Childhood in Howdon and Willington Quay

It wasn't unusual to see a mouse come out of the corner of the classroom and lick the milk bottle tops.

I used to attend a school in Willington Quay called Addison Potter, from the age of five years until taking the 11+, when I moved to the ‘big school’ – Stephenson Memorial Girls School, situated next to Howdon Railway Station.  It was a great thing to hear an engine coming through the station.  All the children used to run and stand on the bridge over the line, to let all the smoke go all over us.  When I think about it now, we must have smelled of smoke all day.  The old Addison Potter school was pulled down and is now sheltered accommodation for elderly people, called Eldon Court.  The Stephenson School has also been pulled down and a new building housing “Sure Start” is now on the site.

When first starting Addison Potter, I had to walk down Howdon Lane past the station, the park and the smelly coke yard to get to school.  This I had to do, up and down, four times a day, as I was not allowed to stay for school dinners.  Maybe I didn’t miss much!  I remember we used to get a bottle of milk in the morning break and we had to sit quietly and drink it.  We used to remove the tops and throw them in the basket and it wasn’t unusual to see a mouse come out of the corner and lick the bottle tops, not something you would get these days.

Going back to Howdon Station, I remember there was a ginger haired porter who used to shout “Howdon for Jarrow”, as the train pulled in.  This was to let people know that they had to get off the train and walk down the bank, as we called it.  This was down past the park and the coke yard.  Then they would get on another train, on what was called the Riverside Line and go on to Jarrow.

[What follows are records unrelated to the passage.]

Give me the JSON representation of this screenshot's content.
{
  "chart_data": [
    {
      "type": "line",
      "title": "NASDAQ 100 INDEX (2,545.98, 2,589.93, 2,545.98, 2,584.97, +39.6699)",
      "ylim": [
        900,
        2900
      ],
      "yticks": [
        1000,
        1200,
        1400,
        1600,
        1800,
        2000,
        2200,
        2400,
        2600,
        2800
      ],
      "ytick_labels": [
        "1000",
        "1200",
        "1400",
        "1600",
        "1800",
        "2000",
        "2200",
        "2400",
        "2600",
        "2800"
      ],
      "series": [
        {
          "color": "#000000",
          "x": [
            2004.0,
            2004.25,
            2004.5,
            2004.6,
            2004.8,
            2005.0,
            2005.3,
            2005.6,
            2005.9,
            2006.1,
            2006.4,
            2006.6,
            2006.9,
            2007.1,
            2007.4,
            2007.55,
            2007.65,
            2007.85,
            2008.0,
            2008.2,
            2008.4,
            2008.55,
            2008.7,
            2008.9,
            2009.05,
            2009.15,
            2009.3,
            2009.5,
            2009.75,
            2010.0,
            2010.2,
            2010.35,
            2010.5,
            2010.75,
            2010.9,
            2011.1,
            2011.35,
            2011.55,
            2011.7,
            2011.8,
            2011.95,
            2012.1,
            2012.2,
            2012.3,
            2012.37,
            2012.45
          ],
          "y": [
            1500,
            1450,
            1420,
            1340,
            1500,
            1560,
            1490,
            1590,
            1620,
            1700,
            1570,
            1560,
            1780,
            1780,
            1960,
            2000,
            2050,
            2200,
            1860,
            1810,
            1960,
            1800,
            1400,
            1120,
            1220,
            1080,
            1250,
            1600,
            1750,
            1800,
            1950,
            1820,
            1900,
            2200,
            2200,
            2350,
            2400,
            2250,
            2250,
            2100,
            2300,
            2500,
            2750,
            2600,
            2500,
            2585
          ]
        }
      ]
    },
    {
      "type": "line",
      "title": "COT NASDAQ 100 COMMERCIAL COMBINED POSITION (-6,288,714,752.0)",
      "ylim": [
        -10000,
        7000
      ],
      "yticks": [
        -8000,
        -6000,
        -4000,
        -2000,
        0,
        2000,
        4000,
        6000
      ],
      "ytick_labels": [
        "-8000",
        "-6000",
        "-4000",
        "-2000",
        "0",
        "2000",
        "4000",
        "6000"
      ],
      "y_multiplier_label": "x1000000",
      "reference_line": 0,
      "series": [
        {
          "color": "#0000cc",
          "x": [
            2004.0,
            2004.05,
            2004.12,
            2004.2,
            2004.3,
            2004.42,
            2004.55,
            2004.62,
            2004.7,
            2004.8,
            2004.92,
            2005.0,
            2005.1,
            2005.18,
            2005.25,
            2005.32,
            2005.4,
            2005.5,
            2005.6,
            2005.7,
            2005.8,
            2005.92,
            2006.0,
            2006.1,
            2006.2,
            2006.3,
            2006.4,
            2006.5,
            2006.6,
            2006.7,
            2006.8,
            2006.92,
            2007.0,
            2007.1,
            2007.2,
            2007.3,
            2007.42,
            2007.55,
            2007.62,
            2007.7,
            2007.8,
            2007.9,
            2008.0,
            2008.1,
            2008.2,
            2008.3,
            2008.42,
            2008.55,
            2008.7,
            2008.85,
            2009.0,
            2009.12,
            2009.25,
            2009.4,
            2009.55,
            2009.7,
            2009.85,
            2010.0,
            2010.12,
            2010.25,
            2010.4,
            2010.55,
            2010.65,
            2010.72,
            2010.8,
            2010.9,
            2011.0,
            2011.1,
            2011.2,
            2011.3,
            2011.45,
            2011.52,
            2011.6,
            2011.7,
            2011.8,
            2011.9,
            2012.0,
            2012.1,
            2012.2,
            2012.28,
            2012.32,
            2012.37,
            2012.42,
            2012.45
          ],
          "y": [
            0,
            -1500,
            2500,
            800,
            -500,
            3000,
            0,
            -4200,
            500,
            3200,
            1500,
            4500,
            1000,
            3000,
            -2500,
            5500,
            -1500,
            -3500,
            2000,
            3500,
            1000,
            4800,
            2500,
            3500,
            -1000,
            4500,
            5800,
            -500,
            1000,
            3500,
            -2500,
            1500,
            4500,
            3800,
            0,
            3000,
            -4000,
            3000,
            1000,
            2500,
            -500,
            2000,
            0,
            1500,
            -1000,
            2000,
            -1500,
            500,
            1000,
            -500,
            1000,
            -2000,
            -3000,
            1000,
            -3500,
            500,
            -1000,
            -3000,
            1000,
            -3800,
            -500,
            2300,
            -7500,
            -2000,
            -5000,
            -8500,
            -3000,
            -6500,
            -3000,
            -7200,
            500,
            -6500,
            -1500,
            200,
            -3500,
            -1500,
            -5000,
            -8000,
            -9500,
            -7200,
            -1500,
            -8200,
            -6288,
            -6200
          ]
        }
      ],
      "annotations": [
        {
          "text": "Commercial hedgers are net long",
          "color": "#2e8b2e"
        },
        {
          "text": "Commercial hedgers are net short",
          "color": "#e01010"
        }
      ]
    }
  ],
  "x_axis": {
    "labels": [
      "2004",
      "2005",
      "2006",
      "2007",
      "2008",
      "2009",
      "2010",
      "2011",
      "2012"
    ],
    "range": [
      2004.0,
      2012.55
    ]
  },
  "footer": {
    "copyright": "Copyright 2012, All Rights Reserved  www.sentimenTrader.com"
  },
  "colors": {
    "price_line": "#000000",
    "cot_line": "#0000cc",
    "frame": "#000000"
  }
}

When I was at the Stephenson School, I remember that there was also a Catholic school at the other end of the station.  The children who went there, had to pass our school to get there.  There was a lot of rivalry, as we used to shout “catty dogs!” and they used to reply “prody dogs!, we get well educated and you do not!”.  I also remember when, every Easter, the Fair used to come to the Burn Closes.  It was a great treat to be taken there on a Good Friday. This would be in the afternoon mainly, after the “Marching” in the morning.  We really looked forward to this time, as you normally got a pair of black patent leather shoes or red sandals and new white socks.  Sometimes you even got a new dress.